Backpropagate
Posts
Teaching Series #9 - Monte Carlo Simulation

Teaching Series #9 - Monte Carlo Simulation

"...I would rather be vaguely right than precisely wrong..."

Dr Milos Ojdanic
July 05, 2025 • Estimated Reading Time: 8 minutes

At its heart, Monte Carlo simulation is a computational method that relies on repeated random sampling to obtain numerical results/representations. Instead of analytically trying to solve the problem, devising complex equations to model the problem, Monte Carlo uses randomness to simulate the process of the problem many times. Think of each run of the simulation as a single experiment. By observing the outcomes of millions of experiments, we can get an idea of probabilities and distributions of possible results.

The method was developed during WWII by scientists working on the Manhattan Project, who needed to simulate random neutron diffusion in fissionable material 🙂

Well, we will need to work with and imagine something way simpler 🙂 Imagine you want to calculate the area of your garden pool. But you don’t have any measuring tools at your disposal. What you can do is draw a perfect square around your pool, one whose area you can approximate by steps. After that, you can randomly start throwing small stones inside the pool (imagine your parents give you permission to do so 🙂 ). After sufficient repetition, you can approximate the area of the pool as it is equal to the ratio of the square, where the ratio is the number of stones you put in the pool over the number of stones in the square.

Why is the Monte Carlo simulation important and powerful?

Besides being versatile, such that you can use it in many different problems and domains, it is essential to provide you with probabilistic insights. Meaning, instead of a single answer, it gives you a range of possible outcomes and their probabilities. Therefore, it is very important to provide insights into understanding the risk and uncertainty of the taken actions.

How Monte Carlo Simulation Works (the basics)

Specific implementation can vary greatly depending on the problem, but almost all Monte Carlo simulations follow a similar set of fundamental steps:

Define the system/problem: First, we identify what we are trying to model or what question we are trying to answer. This involves identifying the variables, their possible ranges, and the relationships between them. For our pool example, the system was the square and the pool within it, and the question was "What is the pool area?".
Generate random inputs (sampling): For each variable that has uncertainty, we generate a random value within its defined range. For example, if a variable can be somewhere between 1 and 10, we randomly pick a number in that range. In our pool example, this is like randomly throwing the stones.
Perform deterministic calculations: Using the random inputs we just generated, we run a single "trial" or "simulation." We plug these random values into our model or equations and calculate an outcome.
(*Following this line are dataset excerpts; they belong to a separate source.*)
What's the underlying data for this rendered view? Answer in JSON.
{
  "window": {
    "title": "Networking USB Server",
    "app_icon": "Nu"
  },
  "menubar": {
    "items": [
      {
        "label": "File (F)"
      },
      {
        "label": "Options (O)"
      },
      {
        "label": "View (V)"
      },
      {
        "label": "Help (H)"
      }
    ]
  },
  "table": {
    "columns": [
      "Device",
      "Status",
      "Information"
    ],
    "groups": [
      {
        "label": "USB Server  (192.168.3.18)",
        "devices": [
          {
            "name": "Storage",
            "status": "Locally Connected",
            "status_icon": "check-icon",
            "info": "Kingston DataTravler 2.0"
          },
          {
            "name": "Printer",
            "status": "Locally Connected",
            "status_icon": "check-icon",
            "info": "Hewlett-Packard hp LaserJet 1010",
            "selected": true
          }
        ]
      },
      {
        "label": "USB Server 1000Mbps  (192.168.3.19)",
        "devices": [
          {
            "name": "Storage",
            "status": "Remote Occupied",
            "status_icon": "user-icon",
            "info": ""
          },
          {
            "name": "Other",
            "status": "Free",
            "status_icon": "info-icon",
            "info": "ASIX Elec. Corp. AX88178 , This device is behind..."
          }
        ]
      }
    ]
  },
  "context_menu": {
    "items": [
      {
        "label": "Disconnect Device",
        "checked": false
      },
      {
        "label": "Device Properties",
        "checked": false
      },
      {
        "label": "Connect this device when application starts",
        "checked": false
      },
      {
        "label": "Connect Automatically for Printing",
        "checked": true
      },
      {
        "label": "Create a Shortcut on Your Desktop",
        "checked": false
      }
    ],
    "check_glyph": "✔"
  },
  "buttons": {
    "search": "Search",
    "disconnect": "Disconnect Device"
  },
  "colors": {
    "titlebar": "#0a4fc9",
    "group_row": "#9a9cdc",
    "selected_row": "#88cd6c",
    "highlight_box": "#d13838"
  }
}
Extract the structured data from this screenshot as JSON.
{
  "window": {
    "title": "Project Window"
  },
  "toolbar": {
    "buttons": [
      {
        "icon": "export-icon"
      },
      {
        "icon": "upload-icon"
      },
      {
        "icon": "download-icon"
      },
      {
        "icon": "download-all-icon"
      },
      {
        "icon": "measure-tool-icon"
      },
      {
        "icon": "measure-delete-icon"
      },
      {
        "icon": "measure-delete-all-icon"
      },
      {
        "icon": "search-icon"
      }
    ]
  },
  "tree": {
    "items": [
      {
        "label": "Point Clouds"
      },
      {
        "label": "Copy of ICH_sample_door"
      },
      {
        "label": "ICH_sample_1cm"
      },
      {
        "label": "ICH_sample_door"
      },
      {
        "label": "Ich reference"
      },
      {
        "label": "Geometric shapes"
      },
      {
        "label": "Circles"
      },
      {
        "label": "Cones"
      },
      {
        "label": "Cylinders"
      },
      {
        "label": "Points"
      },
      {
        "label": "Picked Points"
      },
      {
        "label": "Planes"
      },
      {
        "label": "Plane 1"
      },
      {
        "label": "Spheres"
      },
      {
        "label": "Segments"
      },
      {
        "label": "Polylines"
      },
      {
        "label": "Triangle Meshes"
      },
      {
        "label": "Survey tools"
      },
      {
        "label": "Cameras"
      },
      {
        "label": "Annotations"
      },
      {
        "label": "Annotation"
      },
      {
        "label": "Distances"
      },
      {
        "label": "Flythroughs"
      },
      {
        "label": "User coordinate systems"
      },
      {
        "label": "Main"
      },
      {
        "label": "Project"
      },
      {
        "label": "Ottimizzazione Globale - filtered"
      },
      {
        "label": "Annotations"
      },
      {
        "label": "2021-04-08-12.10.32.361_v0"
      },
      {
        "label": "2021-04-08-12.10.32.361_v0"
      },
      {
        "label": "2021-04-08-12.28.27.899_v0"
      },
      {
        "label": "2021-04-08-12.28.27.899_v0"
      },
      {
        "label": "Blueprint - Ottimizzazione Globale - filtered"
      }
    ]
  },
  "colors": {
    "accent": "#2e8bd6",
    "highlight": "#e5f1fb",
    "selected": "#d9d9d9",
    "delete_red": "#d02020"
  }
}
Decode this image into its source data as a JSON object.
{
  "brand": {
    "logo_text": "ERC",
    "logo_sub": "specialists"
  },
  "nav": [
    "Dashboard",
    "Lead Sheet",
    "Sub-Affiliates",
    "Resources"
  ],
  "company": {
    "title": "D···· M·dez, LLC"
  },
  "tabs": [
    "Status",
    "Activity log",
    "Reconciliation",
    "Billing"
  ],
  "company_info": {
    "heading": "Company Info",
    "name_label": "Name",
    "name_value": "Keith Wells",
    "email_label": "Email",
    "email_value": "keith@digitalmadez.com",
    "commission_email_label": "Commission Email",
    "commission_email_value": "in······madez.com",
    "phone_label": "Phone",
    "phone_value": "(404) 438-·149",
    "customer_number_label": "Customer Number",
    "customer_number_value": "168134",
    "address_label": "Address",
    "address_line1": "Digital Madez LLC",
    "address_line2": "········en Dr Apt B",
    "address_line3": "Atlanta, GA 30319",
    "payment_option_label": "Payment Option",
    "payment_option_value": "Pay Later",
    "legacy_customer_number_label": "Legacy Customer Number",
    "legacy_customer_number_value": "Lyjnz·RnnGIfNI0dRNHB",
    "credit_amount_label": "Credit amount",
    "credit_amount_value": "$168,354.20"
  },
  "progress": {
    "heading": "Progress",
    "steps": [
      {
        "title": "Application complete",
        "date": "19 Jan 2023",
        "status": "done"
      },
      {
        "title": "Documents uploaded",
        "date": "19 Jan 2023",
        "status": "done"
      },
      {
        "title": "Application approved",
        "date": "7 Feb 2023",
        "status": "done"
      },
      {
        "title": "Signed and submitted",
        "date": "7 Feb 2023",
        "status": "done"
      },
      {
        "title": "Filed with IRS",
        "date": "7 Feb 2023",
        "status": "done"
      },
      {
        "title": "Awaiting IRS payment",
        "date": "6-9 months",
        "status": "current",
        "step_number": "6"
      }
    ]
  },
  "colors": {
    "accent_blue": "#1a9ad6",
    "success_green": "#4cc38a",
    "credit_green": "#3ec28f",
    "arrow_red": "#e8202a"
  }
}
This part is "deterministic" because for a given set of inputs, the output is always the same. In the pool example, this was simply observing whether a stone landed in the pool or not for each throw.
Aggregate results and analyse: We repeat steps 2 and 3 many, many times (thousands, millions, even billions!). Each repetition gives us a single possible outcome. Once we have a large collection of outcomes, we can analyse them statistically. This might involve calculating averages, ranges, probabilities, or distributions. In our pool example, we aggregated by counting how many landed inside and outside the pool to form our ratio.

The Role of Random Numbers

When we say "generate random inputs," we will be in the code later asking a computer to give us a number that has no predictable pattern. For example, if we want to simulate a dice roll, we need a way to get a number between 1 and 6, where each number has an equal chance of appearing.

However, here is one fun fact: computers are inherently deterministic machines. This means that if we give them the same input, they will always produce the same output. So you may ask, how do they generate "random" numbers?

The answer is, they don't generate truly random numbers! Instead, they generate pseudo-random numbers. These are numbers generated by an algorithm (a set of instructions) that produces a sequence of numbers that appear random. If you know the starting point (called the "seed") of the algorithm, you can reproduce the entire sequence. Think of it like a very, very long, pre-calculated list of numbers that looks completely messy, but if you knew the starting point, you could write down the whole list.

For most Monte Carlo simulations, pseudo-random numbers are perfectly sufficient, as long as the sequence is long enough and the numbers are evenly distributed (meaning no obvious patterns or biases). The goal is to simulate true randomness closely enough that our statistical analysis is valid.

How Monte Carlo methods are used in Reinforcement Learning?

We learned in our previous lessons that an RL agent wants to learn a policy, which is essentially a strategy that tells what action to take in every possible state to maximise their total future reward.

Monte Carlo methods in RL learn these value functions by averaging returns over many complete episodes. An episode is a single process through which an agent explores the actions and states, collects all the rewards it can for taken actions for corresponding states, and then uses the total reward received from that episode (called the "return") to update its estimate of how good each state or state-action pair encountered in that episode was.

In our pool example, instead of estimating the pool area, the agent is estimating the "value" of a state or action. Each "stone throw" is a complete episode. By observing the "outcome" (total reward) of many episodes, the agent can average these outcomes to get a more accurate estimate of the value.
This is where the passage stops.